Tuesday, September 04, 2007

Investing after a market correction

Dear Mr Tan,

Your posting on your blog 2 weeks ago just before the market plunged to below STI 3000 mentioned that the index may not drop to 2700. You also mentioned that Warren Buffet had started nibbling on some stocks.

I have never bought stocks during a correction but did so only because I wanted to emulate your disciplined approach to investments. I took courage and bought some blue chips at good prices. I am an investor and not a trader.

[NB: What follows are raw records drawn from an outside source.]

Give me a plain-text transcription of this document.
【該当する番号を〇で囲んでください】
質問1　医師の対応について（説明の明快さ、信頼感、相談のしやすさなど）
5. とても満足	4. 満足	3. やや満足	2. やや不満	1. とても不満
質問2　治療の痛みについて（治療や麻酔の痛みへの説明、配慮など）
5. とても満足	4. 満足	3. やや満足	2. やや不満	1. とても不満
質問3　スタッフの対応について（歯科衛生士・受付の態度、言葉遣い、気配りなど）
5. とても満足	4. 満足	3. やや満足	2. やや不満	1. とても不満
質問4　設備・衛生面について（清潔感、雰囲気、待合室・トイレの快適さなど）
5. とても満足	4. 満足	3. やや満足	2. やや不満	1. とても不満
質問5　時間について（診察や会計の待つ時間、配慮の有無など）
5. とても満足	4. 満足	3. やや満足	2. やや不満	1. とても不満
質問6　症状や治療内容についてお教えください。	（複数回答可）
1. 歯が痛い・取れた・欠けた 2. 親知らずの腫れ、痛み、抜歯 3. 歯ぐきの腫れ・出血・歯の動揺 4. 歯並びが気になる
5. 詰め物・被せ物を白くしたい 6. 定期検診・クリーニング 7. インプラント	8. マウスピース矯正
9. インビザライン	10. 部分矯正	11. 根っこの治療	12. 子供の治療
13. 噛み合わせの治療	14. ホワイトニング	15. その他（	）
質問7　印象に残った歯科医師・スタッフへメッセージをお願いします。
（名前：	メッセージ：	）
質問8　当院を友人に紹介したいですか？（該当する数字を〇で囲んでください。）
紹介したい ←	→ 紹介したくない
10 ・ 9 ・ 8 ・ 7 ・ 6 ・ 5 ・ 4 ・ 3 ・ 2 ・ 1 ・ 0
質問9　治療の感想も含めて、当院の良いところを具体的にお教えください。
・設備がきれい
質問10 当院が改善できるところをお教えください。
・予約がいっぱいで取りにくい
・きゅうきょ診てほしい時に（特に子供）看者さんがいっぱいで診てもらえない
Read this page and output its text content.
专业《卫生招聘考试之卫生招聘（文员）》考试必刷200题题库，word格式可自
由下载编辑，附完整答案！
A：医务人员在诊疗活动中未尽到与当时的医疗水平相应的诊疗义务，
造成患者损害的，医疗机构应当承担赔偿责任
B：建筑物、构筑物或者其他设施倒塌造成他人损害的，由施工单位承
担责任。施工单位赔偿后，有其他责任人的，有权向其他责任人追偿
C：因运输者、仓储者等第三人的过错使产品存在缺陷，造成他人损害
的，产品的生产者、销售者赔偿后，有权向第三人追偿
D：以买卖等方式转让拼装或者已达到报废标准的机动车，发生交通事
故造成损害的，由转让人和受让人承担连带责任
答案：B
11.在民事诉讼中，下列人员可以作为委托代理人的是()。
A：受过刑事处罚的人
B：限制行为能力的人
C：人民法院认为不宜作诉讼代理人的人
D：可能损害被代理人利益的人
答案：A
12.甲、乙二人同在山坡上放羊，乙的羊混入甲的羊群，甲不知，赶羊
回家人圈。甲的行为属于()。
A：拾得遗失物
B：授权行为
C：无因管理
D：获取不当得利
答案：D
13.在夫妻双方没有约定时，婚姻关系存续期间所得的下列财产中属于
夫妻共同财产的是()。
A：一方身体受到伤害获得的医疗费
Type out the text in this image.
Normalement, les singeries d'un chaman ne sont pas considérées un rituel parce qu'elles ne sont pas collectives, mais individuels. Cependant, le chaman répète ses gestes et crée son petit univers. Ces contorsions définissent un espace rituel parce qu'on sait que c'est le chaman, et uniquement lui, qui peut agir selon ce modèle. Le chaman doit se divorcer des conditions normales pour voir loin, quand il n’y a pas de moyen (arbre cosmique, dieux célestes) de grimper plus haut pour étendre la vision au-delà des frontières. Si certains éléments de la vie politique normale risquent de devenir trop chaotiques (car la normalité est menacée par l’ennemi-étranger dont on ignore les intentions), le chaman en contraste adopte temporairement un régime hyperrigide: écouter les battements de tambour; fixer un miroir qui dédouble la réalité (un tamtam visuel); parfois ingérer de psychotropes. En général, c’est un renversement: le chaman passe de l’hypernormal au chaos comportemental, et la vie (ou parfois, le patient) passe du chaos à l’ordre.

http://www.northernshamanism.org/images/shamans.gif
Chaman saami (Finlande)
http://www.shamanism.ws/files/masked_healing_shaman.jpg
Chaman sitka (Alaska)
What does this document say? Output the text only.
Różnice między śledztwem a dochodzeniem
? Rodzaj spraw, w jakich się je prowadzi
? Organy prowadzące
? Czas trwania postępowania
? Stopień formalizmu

The market has somewhat recovered, although volume is rather thin. In your opinion, would you continue to buy stocks at this point or would you wait for the market to correct further? I notice corrections of 20% of the STI occur infrequently.

REPLY:

You did well. Congratulations.

I think that it is all right to continue accumulating from here. I shall be doing it myself. Let us hope that we are both right!

4 comments:

Khiat Han Hwee Adrian said...

It is difficult to time the market.
As long as you know what you are investing, the needs for investing and the horizon you have for the fund that you are investing, it is okay to accumulate gradually.
I'm also identifying and accumulating some good shares, I hope all of us are right too.

hongjun said...

Hi All,

It's difficult to time the market. I myself has also bought some shares in the market. As long as we pick stocks with good fundamentals and strong management, it would be fine in the long run. We are doing investing on fundamental stocks and not trading stocks and speculate.

I have been holding Swissco, FrasersCT and MSCI India ETF. I would say ETF is the way to go. How about the rest?


Regards
Loh Hon Chun

Anonymous said...

ETFs are the best. You are buying the whole market.

hongjun said...

Call me timid or whatever. I just don't want to put my money in the hot hot China market.